AN AI UNSUPERVISED CLUSTERING OF AIRPORTS
A tool to find suitable humanitarian cooperation for disaster preparedness
In collaboration with Maria Browarska
In recent years, natural disasters have increased in frequency, causing significant damage to communities and infrastructure worldwide. When a natural disaster strikes, airports in the affected region have to adapt quickly from serving regular passengers to becoming a humanitarian hub handling a massive increase in passengers and cargo. Several countries are particularly vulnerable and prone to such a devastating event. Although existing initiatives aim to raise awareness and improve airport preparedness, authorities are often isolated in their resilience efforts as they tend to act individually, and their response is often bound by local experience. Consequently, this research aims to broaden the field of view from a local to a global one by compiling a database of 971 airports worldwide with corresponding socio-technical characteristics in various data modalities. In addition, through a data science approach, a transformation of the different data modalities was performed to extract numerical feature vectors so that in future studies a correlation between airports can be found, to find similar airports from which different approaches to disaster preparedness and response can be learned.
This article explores how data science could help establish a base for forming collaborations between airports that might face similar challenges in disaster preparedness efforts. The goal is to build a comprehensive database describing airports from the perspective of their disaster preparedness that will help future researchers find similarities between them, based on their intrinsic socio-technical features, so that perhaps an airport in Indonesia could be matched with its sibling airport in the Caribbeans. The research involved several programming operations––starting with collecting data, through data processing, up to experimenting with Self Organising Maps (SOM) algorithm in order to find airports that share features that are relevant in terms of their disaster preparedness. The database can be found in the following repository.

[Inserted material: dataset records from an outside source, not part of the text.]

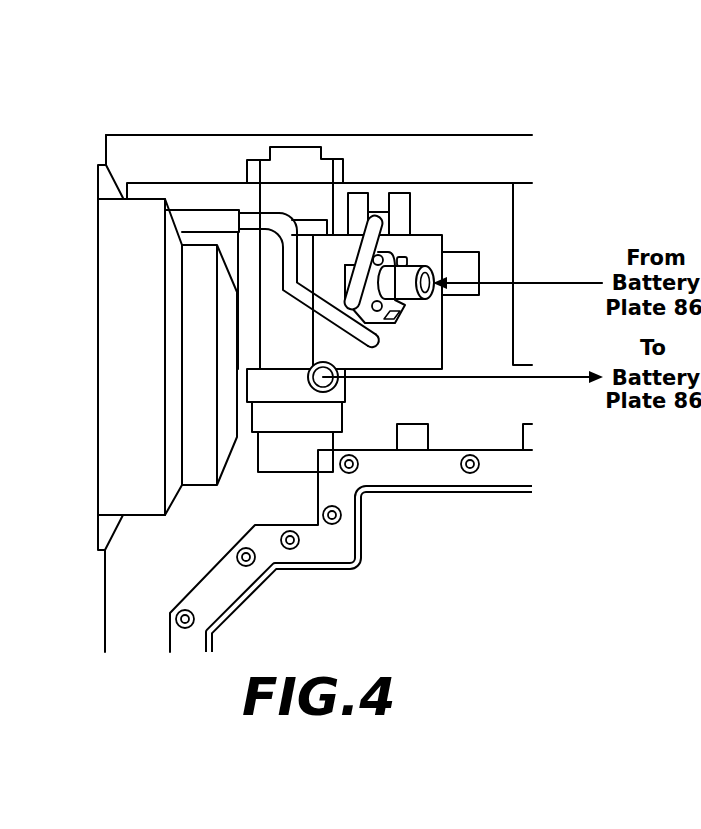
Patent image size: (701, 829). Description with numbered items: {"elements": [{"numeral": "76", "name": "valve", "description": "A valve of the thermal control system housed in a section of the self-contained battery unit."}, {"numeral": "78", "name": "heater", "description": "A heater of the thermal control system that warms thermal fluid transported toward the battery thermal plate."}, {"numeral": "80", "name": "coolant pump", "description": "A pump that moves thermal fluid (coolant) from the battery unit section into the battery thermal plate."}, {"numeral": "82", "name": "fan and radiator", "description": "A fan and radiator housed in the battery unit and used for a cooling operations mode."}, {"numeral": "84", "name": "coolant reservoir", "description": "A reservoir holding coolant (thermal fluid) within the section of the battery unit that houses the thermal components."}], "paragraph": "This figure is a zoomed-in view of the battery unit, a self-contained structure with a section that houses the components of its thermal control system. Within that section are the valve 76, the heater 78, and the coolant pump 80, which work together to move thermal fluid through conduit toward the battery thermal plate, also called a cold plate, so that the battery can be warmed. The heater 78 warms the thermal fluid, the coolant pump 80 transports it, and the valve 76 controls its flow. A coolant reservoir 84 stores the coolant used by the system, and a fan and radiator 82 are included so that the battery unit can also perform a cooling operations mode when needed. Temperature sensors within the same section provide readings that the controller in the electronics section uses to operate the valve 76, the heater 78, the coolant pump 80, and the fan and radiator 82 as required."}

The connector terminal 76 is at (388, 303).
The switch assembly 78 is at (433, 243).
The terminal bracket 80 is at (320, 418).
The housing wall 82 is at (117, 255).
The mounting block 84 is at (270, 168).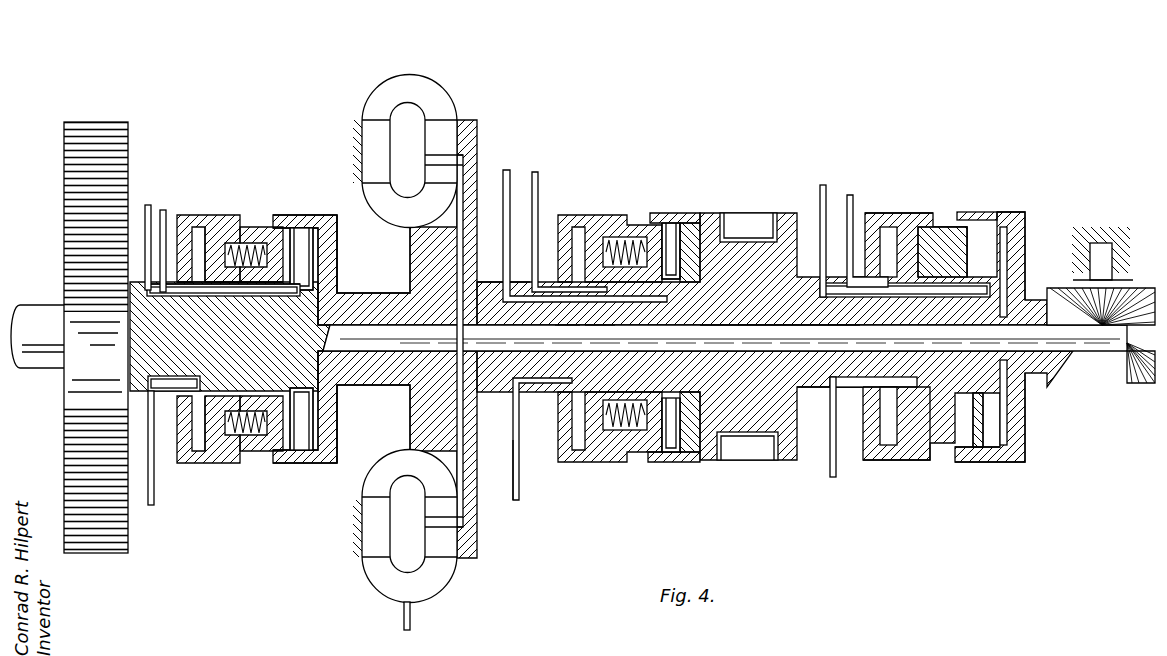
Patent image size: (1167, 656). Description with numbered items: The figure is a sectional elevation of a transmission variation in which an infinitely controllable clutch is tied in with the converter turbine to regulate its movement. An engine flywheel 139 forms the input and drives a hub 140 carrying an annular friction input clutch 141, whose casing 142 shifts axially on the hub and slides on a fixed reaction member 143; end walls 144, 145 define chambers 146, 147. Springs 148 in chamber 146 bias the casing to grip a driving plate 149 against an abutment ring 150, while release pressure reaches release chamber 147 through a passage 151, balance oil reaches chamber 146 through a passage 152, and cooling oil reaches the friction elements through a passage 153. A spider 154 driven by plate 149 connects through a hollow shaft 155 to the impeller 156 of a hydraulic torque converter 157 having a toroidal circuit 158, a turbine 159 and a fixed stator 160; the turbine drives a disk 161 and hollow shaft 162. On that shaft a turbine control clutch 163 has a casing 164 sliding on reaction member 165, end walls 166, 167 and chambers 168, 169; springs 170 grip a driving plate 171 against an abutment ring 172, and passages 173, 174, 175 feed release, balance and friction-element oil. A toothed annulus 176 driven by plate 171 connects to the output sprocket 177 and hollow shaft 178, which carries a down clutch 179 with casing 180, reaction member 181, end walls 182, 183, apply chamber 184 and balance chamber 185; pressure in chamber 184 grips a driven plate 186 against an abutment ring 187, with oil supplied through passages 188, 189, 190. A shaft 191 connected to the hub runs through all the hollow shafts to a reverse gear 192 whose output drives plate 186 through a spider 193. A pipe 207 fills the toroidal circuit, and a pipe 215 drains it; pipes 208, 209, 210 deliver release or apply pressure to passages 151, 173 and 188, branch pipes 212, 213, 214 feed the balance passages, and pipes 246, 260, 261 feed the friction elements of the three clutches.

The engine flywheel 139 is at (64, 170).
The hub 140 is at (240, 355).
The input clutch 141 is at (220, 189).
The casing 142 is at (207, 224).
The reaction member 143 is at (230, 225).
The end wall 144 is at (278, 227).
The end wall 145 is at (183, 215).
The chamber 146 is at (222, 447).
The release chamber 147 is at (192, 445).
The springs 148 is at (246, 438).
The driving plate 149 is at (285, 450).
The abutment ring 150 is at (308, 465).
The passage 151 is at (196, 378).
The passage 152 is at (232, 287).
The passage 153 is at (250, 298).
The spider 154 is at (320, 216).
The hollow shaft 155 is at (362, 290).
The impeller 156 is at (477, 152).
The hydraulic torque converter 157 is at (418, 123).
The toroidal circuit 158 is at (425, 88).
The turbine 159 is at (440, 130).
The stator 160 is at (370, 120).
The disk 161 is at (455, 170).
The hollow shaft 162 is at (487, 278).
The turbine control clutch 163 is at (641, 198).
The casing 164 is at (590, 214).
The reaction member 165 is at (608, 227).
The end wall 166 is at (672, 226).
The end wall 167 is at (563, 217).
The chamber 168 is at (603, 450).
The release chamber 169 is at (576, 460).
The springs 170 is at (625, 442).
The driving plate 171 is at (672, 460).
The abutment ring 172 is at (693, 447).
The passage 173 is at (543, 383).
The passage 174 is at (597, 300).
The passage 175 is at (567, 300).
The toothed annulus 176 is at (690, 213).
The sprocket 177 is at (780, 213).
The hollow shaft 178 is at (808, 388).
The down clutch 179 is at (929, 200).
The casing 180 is at (893, 214).
The reaction member 181 is at (910, 222).
The end wall 182 is at (941, 227).
The end wall 183 is at (872, 213).
The apply chamber 184 is at (917, 453).
The balance chamber 185 is at (886, 445).
The driven plate 186 is at (978, 455).
The abutment ring 187 is at (1003, 462).
The passage 188 is at (887, 375).
The passage 189 is at (898, 292).
The passage 190 is at (927, 302).
The shaft 191 is at (786, 341).
The reverse gear 192 is at (1106, 216).
The spider 193 is at (1010, 212).
The pipe 207 is at (345, 527).
The pipe 208 is at (151, 505).
The pipe 209 is at (517, 500).
The pipe 210 is at (833, 478).
The branch pipe 212 is at (163, 210).
The branch pipe 213 is at (538, 176).
The branch pipe 214 is at (849, 195).
The pipe 215 is at (412, 614).
The pipe 246 is at (148, 205).
The pipe 260 is at (508, 170).
The pipe 261 is at (820, 185).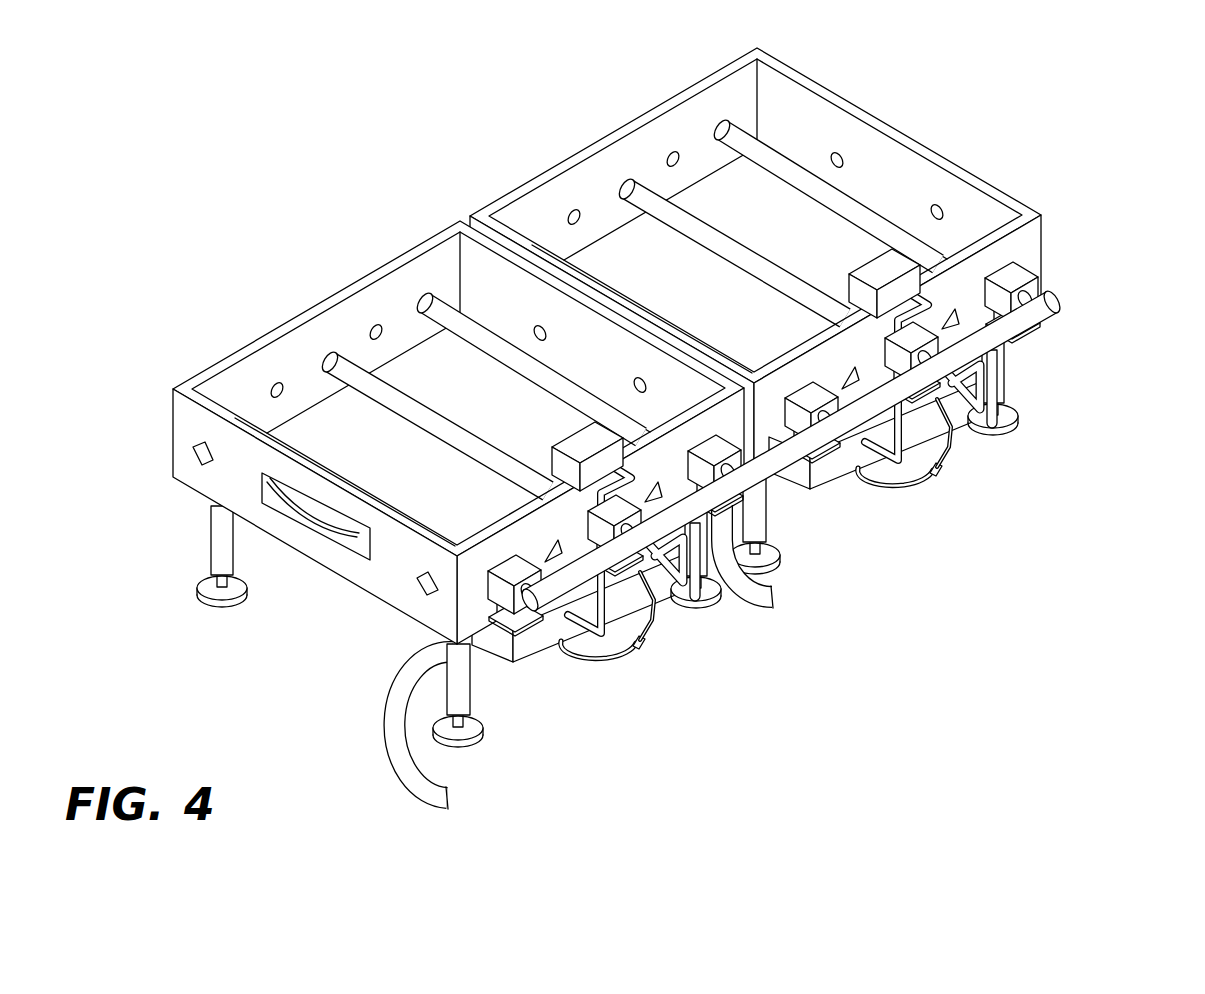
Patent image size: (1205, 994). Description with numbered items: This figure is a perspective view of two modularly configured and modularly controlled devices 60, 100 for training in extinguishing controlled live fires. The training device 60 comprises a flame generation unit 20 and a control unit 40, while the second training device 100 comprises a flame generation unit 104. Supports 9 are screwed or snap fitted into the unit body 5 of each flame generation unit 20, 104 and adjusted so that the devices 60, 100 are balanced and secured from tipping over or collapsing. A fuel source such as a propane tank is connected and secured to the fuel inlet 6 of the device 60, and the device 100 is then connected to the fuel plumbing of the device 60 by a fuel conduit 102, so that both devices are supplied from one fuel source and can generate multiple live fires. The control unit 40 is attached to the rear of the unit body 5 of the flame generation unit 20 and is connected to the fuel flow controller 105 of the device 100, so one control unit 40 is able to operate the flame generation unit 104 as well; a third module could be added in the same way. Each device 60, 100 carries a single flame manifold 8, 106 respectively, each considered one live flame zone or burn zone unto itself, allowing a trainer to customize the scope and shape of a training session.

The unit body 5 is at (152, 411).
The fuel inlet 6 is at (393, 708).
The flame manifold 8 is at (347, 363).
The supports 9 is at (216, 559).
The flame generation unit 20 is at (268, 644).
The control unit 40 is at (643, 648).
The training device 60 is at (168, 240).
The training device 100 is at (825, 317).
The fuel conduit 102 is at (778, 463).
The flame generation unit 104 is at (897, 343).
The fuel flow controller 105 is at (878, 483).
The flame manifold 106 is at (723, 184).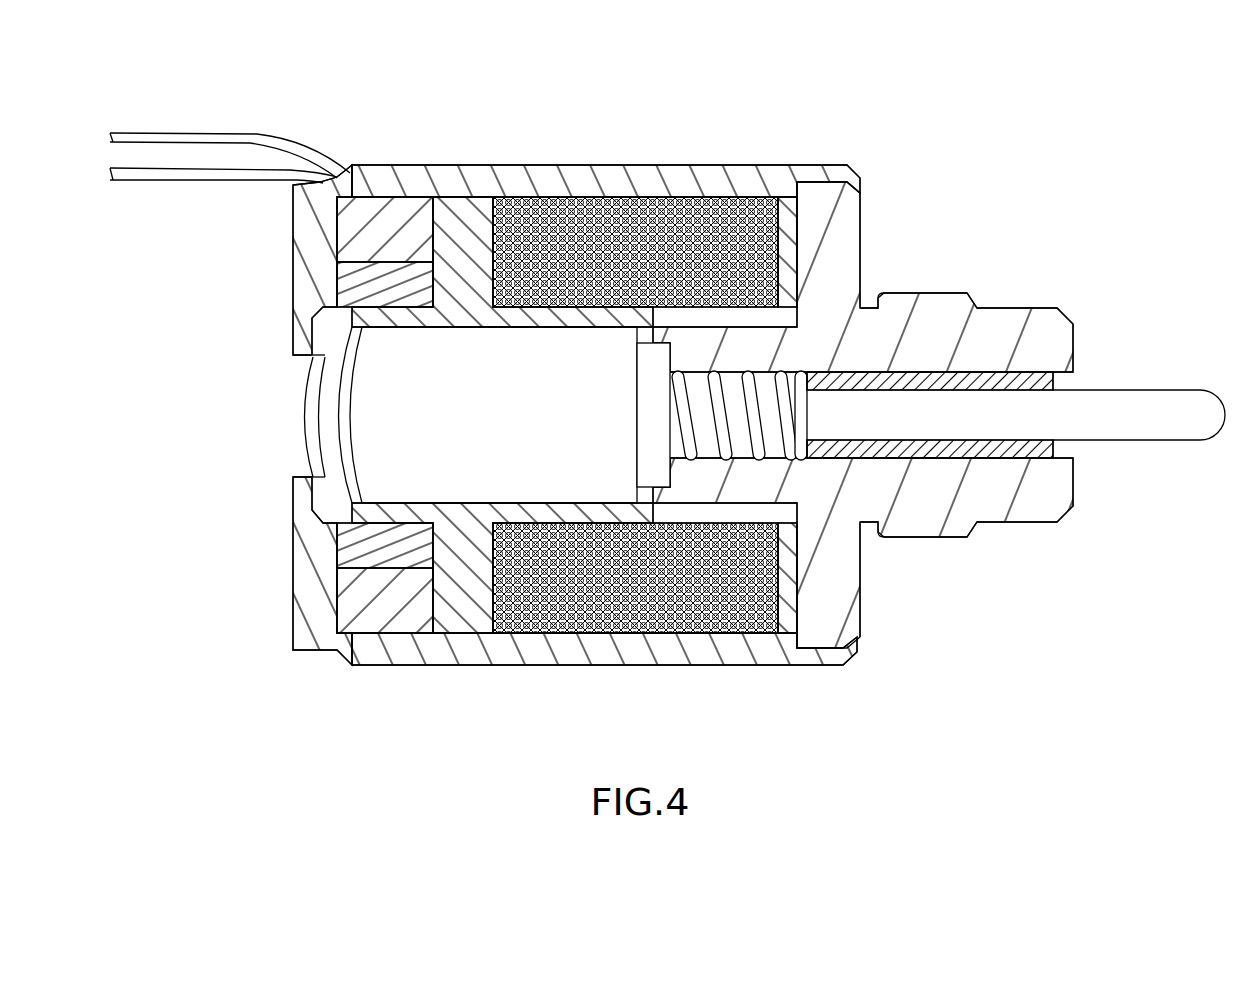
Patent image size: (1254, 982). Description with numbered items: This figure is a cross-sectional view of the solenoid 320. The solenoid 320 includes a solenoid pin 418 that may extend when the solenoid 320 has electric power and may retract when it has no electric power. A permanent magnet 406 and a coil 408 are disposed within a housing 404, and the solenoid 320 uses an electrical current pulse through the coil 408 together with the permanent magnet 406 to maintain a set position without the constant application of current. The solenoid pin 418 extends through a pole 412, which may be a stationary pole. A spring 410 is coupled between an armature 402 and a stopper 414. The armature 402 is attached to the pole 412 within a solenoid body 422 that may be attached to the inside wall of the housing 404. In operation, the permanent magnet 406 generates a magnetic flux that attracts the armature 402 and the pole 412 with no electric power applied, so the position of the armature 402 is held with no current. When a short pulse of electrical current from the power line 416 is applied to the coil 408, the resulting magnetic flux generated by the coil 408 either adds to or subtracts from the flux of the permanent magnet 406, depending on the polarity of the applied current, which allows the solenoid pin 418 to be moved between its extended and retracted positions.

The solenoid 320 is at (908, 150).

With this article, we want to describe the steps from collection, normalization, and pre-processing of the data to transforming the multimodality of the gathered data to a numerical feature vector that can be used for the grouping of similar airports through Unsupervised Machine Learning algorithms that can cluster similar airports based on similar numerical features. Having a relevant scenario to apply ML that benefits society at large.
The main objectives of this paper are:
A) To better understand the challenges that airports face when a natural disaster strikes and their preparedness activities.
B) Then it shall be translated into a list of socio-technical features influencing the level of preparedness and airport capabilities in facing a disaster.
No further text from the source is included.